Keinginan Menulis dari Dalam Diri Sendiri
Puisi ini bercerita tentang seorang penyair yang bergulat dengan pilihannya untuk menulis. Ia bisa saja menulis sajak tentang sejarah global, tentang Manhattan dan Harlem, tentang Babilonia dan Mesopotamia, tentang darah, perang, penjajahan, dan peradaban yang hilang. Ia bisa memadukan referensi Yahudi, Indo-Eropa, Arya, Elam, Semit — semua bisa ia racik jadi sajak agung. Tapi di ujung semua itu, ia menolak.
Ia memilih menulis sesuatu yang lebih dekat, lebih personal, lebih “pedas” dan membumi: “tentang pedas cabe di cobekku sendiri / dan bukan tentang anggur yang sangat kau puji.”
Dengan ini, puisi menawarkan kritik terhadap romantisisme terhadap dunia luar dan penolakan terhadap identitas diri yang sederhana. Penolakan terhadap “anggur” (simbol dunia Barat, kemewahan, atau pengetahuan asing), dan penerimaan terhadap “cabe” (simbol lokalitas, keberanian, dan keaslian diri) menjadi klimaks makna dalam puisi ini.
Tema: Identitas, Penulisan, dan Ketegangan Global-Lokal
Tema utama puisi ini adalah pencarian identitas melalui penulisan, serta ketegangan antara globalitas dan lokalitas. Iswadi Pratama, melalui persona penyair dalam puisi ini, menyampaikan bahwa meskipun kita hidup dalam dunia yang penuh sejarah besar dan wacana global, tetaplah penting untuk menulis dari ruang yang paling dekat dengan kita.
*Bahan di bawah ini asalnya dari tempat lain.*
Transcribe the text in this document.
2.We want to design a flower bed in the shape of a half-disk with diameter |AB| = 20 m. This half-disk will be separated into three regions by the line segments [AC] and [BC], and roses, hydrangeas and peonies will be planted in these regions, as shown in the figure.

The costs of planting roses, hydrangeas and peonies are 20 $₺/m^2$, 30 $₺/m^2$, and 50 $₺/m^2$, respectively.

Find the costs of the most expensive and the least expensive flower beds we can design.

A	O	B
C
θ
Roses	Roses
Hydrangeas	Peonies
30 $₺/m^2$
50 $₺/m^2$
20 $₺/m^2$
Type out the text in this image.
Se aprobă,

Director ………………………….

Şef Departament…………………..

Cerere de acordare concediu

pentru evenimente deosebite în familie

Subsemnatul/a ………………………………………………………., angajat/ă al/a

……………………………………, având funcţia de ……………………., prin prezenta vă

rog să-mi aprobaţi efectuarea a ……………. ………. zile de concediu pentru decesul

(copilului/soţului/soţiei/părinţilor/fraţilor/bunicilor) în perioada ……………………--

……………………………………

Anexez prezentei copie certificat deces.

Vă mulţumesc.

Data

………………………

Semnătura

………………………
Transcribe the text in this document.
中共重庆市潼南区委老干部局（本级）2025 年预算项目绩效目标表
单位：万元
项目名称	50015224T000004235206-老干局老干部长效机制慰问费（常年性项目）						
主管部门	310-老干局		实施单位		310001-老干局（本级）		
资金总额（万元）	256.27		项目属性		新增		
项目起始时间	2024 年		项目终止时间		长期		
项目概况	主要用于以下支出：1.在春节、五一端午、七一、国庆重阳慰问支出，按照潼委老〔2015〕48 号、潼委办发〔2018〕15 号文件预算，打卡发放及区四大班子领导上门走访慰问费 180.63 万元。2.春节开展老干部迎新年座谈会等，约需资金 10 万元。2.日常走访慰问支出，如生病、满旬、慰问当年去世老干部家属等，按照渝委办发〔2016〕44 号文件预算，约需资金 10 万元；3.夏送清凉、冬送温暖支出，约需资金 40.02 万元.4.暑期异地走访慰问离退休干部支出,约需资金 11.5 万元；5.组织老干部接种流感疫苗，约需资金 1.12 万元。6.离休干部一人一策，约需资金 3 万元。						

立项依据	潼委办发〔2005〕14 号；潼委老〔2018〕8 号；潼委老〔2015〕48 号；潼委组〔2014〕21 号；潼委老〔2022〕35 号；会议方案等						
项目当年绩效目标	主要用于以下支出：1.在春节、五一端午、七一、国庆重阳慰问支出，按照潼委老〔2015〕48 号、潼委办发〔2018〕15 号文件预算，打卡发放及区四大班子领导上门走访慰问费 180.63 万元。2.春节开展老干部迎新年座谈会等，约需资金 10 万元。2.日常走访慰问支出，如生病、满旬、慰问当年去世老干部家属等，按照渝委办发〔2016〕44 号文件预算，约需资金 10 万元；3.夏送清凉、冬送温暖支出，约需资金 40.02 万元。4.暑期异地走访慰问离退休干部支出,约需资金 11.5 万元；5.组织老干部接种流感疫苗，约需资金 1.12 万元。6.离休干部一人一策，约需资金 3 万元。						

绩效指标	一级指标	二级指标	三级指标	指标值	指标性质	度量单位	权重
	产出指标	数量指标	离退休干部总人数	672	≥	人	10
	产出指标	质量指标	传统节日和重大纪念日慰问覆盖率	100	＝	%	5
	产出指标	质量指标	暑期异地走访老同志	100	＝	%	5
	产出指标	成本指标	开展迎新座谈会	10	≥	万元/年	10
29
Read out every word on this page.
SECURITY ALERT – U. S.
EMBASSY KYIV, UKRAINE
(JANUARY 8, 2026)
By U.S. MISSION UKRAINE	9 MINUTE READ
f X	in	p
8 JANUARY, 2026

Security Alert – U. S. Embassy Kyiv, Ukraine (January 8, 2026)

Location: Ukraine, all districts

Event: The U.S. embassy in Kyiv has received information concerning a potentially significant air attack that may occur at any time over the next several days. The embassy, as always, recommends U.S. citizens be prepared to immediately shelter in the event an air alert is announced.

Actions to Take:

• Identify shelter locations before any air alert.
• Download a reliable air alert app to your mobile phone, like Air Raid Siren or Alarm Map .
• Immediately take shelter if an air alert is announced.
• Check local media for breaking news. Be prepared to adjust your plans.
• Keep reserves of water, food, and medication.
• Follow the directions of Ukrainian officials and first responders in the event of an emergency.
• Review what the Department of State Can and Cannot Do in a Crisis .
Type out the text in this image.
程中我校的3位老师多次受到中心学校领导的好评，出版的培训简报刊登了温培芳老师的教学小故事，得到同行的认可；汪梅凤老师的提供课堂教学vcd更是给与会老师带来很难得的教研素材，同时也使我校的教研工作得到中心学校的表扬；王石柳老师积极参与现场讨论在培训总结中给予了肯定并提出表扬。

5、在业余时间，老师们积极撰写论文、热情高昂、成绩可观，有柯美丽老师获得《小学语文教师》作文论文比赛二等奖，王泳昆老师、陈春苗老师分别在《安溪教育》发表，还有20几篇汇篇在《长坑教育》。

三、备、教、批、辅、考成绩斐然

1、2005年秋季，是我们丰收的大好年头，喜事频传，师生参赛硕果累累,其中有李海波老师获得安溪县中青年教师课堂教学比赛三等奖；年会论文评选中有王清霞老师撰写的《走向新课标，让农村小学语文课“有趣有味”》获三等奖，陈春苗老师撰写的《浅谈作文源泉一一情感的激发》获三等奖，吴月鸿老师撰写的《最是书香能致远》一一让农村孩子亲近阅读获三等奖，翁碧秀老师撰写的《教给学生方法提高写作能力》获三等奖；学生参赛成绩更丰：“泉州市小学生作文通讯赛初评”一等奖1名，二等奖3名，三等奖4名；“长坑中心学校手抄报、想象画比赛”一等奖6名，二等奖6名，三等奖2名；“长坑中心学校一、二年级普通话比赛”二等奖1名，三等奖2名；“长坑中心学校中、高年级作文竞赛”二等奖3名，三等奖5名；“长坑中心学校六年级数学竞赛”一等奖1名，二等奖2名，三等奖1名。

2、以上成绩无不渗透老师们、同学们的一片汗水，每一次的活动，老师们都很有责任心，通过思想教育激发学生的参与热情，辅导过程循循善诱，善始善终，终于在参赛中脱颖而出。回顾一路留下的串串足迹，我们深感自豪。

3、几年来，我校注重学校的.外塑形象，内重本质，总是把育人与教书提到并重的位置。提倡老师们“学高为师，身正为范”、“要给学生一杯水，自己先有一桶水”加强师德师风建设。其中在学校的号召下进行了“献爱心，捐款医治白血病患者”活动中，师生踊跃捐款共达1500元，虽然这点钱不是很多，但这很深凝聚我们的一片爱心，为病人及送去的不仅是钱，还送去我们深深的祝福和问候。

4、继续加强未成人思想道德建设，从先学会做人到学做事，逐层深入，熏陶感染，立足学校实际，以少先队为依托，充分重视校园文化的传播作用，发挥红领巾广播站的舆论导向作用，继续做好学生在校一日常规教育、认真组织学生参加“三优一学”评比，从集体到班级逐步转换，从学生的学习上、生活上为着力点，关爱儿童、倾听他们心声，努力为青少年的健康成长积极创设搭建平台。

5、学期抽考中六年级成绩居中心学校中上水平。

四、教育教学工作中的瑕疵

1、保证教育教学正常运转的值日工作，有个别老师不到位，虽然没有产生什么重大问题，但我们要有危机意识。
Tema lain yang kuat adalah penolakan terhadap dominasi narasi besar, dan penghormatan terhadap suara personal dan sunyi. Sang aku lirik tidak menolak pentingnya sejarah dunia, tetapi ia memilih untuk tidak larut di dalamnya. Ia ingin menulis dari "pekarangan sempit"-nya sendiri.
Makna Tersirat: Keberanian untuk Menjadi Diri Sendiri dalam Berkarya
Makna tersirat dari puisi ini adalah ajakan untuk tidak larut dalam kemegahan narasi-narasi luar, apalagi jika itu hanya menjauhkan kita dari akar. Dunia menawarkan begitu banyak cerita: peradaban, konflik, kolonialisme, bahkan inflasi. Namun di tengah semua itu, penulis menyiratkan bahwa yang paling penting adalah berani menulis tentang hal-hal kecil namun otentik, tentang "cabe di cobek", bukan “anggur” yang diagungkan orang lain.
Ini adalah deklarasi keberanian untuk menulis dari ruang sunyi, dari pengalaman sendiri, dari kesederhanaan sehari-hari. Bukan karena kita tak tahu sejarah besar, tetapi justru karena kita tahu, maka kita memilih untuk tidak berpura-pura.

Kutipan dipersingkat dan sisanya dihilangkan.